# Hazama (Blazblue) vs. Naruto



## Sol_Blackguy (Apr 16, 2011)

Location - Huceo Mundo

This is naruto before his training with Killer Bee. who wins?


----------



## King Hopper (Apr 16, 2011)

..why? just, why? Naruto gets either soul/mind screwed.


----------



## Sol_Blackguy (Apr 16, 2011)

^ I wanted to see how the Blazblue verse is.

can solo the verse?


----------



## King Hopper (Apr 16, 2011)

A potential Lifewiper vs a country of Flashy Ninjas.. oh sure, a soulsucking grimoire would totally lose to them.


----------



## Sol_Blackguy (Apr 16, 2011)

King Hopper said:


> A potential Lifewiper vs a country of Flashy Ninjas.. oh sure, a soulsucking grimoire would totally lose to them.



lol.
how about top tiers like Hakumen, Ragna and Rachel?


----------



## King Hopper (Apr 16, 2011)

What is this, I dont even..


----------



## Cypher0120 (Apr 16, 2011)

Kakashi234 said:


> lol.
> how about top tiers like Hakumen, Ragna and Rachel?

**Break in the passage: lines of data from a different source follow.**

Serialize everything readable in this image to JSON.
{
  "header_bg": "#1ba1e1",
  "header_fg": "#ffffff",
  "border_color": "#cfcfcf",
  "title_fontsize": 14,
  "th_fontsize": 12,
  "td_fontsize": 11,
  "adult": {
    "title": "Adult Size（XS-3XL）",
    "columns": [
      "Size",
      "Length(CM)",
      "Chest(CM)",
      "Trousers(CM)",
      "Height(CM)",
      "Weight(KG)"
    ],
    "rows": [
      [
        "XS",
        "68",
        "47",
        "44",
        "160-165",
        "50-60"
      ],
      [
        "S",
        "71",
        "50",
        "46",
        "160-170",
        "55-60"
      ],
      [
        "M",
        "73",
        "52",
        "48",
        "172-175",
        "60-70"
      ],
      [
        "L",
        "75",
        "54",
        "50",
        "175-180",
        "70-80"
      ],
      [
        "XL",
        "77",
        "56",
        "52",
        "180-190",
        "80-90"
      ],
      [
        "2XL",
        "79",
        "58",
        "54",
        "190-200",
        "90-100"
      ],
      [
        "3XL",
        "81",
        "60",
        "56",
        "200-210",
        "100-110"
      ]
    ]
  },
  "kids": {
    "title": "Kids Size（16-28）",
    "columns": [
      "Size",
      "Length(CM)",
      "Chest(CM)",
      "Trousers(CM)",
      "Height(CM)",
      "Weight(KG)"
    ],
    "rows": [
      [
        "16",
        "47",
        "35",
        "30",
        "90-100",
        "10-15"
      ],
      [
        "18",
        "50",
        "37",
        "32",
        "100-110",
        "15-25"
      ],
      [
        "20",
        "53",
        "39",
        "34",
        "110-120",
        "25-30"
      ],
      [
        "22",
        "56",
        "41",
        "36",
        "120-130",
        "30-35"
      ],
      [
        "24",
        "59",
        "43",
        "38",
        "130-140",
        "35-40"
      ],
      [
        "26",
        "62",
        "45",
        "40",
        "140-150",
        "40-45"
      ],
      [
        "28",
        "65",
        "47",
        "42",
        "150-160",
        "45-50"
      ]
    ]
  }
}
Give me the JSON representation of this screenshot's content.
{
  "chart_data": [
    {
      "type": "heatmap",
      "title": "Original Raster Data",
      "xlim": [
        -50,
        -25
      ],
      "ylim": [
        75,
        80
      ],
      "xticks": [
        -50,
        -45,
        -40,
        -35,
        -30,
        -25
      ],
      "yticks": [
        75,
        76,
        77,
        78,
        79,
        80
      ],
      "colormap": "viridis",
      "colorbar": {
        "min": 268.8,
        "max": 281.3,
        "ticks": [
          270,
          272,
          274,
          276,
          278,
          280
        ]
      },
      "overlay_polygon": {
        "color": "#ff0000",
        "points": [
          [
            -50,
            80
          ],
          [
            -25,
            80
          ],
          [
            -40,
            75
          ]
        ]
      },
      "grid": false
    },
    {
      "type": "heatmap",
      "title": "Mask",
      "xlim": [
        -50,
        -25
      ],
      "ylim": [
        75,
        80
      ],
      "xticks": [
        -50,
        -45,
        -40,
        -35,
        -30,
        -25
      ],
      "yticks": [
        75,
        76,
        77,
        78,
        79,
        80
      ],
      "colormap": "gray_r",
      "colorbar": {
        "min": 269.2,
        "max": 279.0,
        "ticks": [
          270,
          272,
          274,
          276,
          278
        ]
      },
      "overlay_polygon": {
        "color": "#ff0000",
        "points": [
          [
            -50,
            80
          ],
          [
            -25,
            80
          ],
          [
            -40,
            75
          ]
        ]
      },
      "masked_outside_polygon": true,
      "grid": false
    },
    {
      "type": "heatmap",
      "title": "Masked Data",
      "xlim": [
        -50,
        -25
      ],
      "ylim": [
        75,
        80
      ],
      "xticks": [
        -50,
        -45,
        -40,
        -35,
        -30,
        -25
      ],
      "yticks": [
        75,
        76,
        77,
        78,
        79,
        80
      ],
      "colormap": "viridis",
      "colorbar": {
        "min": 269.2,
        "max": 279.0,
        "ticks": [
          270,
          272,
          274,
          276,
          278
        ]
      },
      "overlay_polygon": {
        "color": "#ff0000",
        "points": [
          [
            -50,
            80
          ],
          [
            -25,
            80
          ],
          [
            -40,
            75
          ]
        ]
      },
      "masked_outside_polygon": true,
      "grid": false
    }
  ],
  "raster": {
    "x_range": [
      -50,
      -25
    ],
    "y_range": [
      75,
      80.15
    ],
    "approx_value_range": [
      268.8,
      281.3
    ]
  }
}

Near hypersonic characters in terms of reaction time with the first negating regen and cutting immaterial objects including concepts such as space and time at less than half of his full power.

The 2nd one having the ability to soul steal and beat previous guy for a short time.

And the 3rd being able to just call on lightning from her fingertips, poles, create thunderclouds to draw lightning from in the story which makes her abilities far better than the kirin technique...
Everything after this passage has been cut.